La chroniqueuse politique Roselyne Bachelot a provoqué la polémique sur BFMTV, lors d’un débat consacré à la diplomatie américaine. Invitée à commenter l’annonce de la visite officielle de la Première ministre italienne Giorgia Meloni à la Maison Blanche le 17 avril prochain, l’ancienne ministre a suscité un certain malaise sur le plateau.
«La première question que je poserais à Giorgia Meloni, c’est quel goût a le cul de Donald Trump?»
Avec son franc-parler habituel, elle a lancé : « Moi, si j’étais journaliste italien, la première question que je poserais à Giorgia Meloni, c’est : “Quel goût a le cul de Donald Trump ?” » Une déclaration qui a provoqué des rires gênés chez les invités, tandis que la présentatrice s’est empressée de tempérer : « C’est de la provocation, bien sûr… »
Cette sortie fait écho au ton cru employé récemment par Donald Trump lui-même. Le président américain, lors d’un dîner du Parti républicain le 9 avril, s’est vanté que plusieurs pays, dont la Chine, « fassent tout pour conclure un accord sur les droits de douane », allant jusqu’à affirmer : « Ces pays nous appellent pour me lécher le cul. » Il a ensuite imité de manière moqueuse ces appels supposés, déclarant : « S’il vous plaît, Monsieur, je ferai n’importe quoi. »
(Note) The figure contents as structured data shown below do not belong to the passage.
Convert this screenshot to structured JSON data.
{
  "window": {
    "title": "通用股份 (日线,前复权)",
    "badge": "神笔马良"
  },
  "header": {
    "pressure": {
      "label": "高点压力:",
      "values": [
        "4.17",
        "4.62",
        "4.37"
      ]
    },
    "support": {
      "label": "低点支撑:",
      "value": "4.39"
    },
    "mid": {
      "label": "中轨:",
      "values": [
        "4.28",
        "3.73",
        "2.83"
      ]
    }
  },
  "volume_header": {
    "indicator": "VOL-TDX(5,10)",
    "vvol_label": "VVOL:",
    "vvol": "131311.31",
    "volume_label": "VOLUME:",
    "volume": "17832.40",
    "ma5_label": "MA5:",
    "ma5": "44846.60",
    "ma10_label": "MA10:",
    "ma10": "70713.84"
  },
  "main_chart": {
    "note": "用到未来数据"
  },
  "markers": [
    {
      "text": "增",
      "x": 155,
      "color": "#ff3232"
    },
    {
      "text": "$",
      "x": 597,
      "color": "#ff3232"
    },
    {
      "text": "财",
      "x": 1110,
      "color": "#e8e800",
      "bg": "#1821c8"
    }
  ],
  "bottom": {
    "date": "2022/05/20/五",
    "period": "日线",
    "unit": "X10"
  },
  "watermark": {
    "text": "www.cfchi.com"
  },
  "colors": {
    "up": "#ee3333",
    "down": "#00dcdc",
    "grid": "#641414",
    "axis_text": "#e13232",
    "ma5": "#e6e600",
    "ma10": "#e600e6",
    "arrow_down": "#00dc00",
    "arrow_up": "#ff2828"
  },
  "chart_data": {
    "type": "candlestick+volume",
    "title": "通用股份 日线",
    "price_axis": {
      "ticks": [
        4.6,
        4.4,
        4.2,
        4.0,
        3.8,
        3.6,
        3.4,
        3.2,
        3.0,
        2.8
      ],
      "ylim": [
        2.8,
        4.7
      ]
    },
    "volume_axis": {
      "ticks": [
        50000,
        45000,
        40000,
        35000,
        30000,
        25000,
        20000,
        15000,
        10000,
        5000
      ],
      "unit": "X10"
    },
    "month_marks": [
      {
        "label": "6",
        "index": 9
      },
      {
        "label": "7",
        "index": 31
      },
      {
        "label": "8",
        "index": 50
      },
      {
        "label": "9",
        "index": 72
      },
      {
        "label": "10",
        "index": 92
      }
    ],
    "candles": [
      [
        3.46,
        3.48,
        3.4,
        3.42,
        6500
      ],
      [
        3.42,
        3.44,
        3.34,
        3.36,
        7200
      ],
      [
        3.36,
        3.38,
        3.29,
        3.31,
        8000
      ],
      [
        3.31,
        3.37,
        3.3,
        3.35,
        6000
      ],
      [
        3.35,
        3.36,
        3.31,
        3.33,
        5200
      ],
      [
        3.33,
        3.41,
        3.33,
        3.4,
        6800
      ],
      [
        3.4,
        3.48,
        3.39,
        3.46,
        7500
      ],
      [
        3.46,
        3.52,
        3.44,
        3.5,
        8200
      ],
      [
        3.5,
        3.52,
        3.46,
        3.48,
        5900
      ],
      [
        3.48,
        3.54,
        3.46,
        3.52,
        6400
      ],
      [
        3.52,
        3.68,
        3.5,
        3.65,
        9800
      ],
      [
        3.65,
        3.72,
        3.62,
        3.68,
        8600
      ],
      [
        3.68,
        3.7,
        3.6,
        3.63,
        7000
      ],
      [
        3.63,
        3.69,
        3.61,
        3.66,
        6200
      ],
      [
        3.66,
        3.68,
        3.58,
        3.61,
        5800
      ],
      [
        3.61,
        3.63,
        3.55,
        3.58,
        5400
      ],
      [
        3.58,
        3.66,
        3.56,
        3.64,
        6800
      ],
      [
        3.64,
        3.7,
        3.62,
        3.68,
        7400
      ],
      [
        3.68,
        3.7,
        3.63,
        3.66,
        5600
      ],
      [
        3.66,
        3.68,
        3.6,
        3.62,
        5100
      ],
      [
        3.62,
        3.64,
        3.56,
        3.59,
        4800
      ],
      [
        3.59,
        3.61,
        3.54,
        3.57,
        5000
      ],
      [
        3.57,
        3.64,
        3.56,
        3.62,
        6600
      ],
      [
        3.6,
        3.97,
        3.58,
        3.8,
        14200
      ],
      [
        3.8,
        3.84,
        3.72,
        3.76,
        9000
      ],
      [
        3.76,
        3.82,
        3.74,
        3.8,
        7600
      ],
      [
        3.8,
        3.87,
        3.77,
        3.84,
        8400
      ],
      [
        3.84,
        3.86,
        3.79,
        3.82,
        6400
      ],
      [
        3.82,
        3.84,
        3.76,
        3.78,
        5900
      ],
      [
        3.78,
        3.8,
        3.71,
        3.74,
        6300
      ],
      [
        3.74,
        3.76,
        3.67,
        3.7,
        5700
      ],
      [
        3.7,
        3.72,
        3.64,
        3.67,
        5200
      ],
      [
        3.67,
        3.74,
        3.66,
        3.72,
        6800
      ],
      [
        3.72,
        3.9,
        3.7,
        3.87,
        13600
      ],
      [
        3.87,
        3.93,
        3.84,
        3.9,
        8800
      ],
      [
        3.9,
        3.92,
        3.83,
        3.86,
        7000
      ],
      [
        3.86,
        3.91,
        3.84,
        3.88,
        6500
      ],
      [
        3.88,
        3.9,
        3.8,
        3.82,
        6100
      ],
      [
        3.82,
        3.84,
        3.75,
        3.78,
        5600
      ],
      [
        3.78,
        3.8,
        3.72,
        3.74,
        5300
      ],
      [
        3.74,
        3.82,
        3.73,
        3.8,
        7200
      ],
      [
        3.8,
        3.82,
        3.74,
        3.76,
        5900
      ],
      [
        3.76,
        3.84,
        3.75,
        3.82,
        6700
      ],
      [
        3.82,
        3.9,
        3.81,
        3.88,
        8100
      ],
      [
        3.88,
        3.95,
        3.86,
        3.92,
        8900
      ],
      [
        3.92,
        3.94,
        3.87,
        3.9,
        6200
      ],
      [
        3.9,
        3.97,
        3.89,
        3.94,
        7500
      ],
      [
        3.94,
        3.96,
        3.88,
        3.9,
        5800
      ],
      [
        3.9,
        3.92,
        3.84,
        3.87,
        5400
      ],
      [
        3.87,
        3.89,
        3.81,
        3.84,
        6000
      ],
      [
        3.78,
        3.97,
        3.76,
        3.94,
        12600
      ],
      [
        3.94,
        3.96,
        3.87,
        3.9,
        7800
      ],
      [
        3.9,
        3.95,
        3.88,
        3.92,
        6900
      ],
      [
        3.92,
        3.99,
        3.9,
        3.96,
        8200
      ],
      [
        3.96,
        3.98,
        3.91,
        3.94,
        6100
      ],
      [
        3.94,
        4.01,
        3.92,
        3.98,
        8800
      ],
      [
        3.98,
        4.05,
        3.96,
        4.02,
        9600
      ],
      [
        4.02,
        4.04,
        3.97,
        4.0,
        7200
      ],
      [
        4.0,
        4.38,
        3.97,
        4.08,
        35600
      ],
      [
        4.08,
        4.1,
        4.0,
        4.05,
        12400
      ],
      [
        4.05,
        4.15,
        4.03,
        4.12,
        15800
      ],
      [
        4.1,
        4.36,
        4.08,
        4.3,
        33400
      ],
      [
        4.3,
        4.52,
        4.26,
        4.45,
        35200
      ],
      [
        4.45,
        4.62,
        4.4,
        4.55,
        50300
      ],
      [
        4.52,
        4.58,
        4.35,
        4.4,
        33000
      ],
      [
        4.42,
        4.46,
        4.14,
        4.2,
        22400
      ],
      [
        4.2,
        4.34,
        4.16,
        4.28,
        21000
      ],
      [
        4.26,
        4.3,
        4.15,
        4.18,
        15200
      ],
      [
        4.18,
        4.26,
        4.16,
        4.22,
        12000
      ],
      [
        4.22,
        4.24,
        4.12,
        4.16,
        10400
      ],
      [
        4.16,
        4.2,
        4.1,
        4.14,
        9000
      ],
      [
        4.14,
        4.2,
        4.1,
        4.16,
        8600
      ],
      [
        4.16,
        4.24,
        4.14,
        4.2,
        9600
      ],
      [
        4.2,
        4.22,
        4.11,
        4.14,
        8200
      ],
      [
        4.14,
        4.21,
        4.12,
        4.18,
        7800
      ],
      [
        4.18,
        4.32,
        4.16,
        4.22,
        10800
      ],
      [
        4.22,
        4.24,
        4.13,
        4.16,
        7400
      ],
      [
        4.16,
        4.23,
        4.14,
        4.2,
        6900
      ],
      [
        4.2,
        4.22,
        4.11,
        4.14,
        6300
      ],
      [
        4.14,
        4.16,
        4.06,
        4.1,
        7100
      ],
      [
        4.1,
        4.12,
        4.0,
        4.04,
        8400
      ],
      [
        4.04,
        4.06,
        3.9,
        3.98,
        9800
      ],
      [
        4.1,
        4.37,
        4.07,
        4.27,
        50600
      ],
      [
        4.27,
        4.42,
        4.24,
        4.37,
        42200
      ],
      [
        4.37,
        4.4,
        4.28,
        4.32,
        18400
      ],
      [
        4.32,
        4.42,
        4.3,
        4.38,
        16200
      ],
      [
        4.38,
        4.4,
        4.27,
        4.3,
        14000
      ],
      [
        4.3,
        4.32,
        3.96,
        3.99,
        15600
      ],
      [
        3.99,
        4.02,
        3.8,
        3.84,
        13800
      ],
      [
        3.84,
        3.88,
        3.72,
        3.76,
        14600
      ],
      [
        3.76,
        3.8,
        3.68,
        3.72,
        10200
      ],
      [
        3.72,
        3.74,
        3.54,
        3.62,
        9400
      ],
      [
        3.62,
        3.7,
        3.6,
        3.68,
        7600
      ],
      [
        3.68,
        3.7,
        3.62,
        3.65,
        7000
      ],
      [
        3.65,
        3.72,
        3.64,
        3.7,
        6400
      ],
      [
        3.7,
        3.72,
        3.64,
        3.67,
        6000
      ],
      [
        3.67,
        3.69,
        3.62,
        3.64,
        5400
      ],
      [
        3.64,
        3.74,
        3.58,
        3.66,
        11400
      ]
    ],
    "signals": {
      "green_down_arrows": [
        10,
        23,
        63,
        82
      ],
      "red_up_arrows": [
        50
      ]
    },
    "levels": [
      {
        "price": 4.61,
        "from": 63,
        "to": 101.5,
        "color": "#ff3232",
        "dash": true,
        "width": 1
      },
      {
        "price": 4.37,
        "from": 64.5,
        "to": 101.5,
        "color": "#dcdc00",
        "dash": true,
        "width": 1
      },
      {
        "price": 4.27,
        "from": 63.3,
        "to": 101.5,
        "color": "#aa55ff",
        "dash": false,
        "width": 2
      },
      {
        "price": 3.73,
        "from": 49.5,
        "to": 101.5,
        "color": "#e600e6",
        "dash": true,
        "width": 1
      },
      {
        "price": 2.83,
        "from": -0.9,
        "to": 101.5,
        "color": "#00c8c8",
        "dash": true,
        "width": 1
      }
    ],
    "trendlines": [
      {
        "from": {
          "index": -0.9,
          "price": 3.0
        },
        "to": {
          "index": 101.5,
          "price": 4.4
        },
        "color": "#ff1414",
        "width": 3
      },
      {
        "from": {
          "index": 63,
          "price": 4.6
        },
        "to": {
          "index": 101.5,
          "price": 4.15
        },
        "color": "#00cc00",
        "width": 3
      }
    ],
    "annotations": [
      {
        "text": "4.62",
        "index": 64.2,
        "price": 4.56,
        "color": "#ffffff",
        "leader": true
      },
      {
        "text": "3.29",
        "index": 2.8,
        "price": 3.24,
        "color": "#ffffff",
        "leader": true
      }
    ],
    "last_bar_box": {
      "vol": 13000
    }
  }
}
Dans ce contexte tendu, la Maison Blanche a annoncé un durcissement des sanctions commerciales à l’égard de la Chine. Un décret présidentiel « amendé » prévoit une hausse spectaculaire des droits de douane sur certaines importations, portant le total à 140%. En revanche, Donald Trump a suspendu les droits de douane pour les autres pays pendant 90 jours.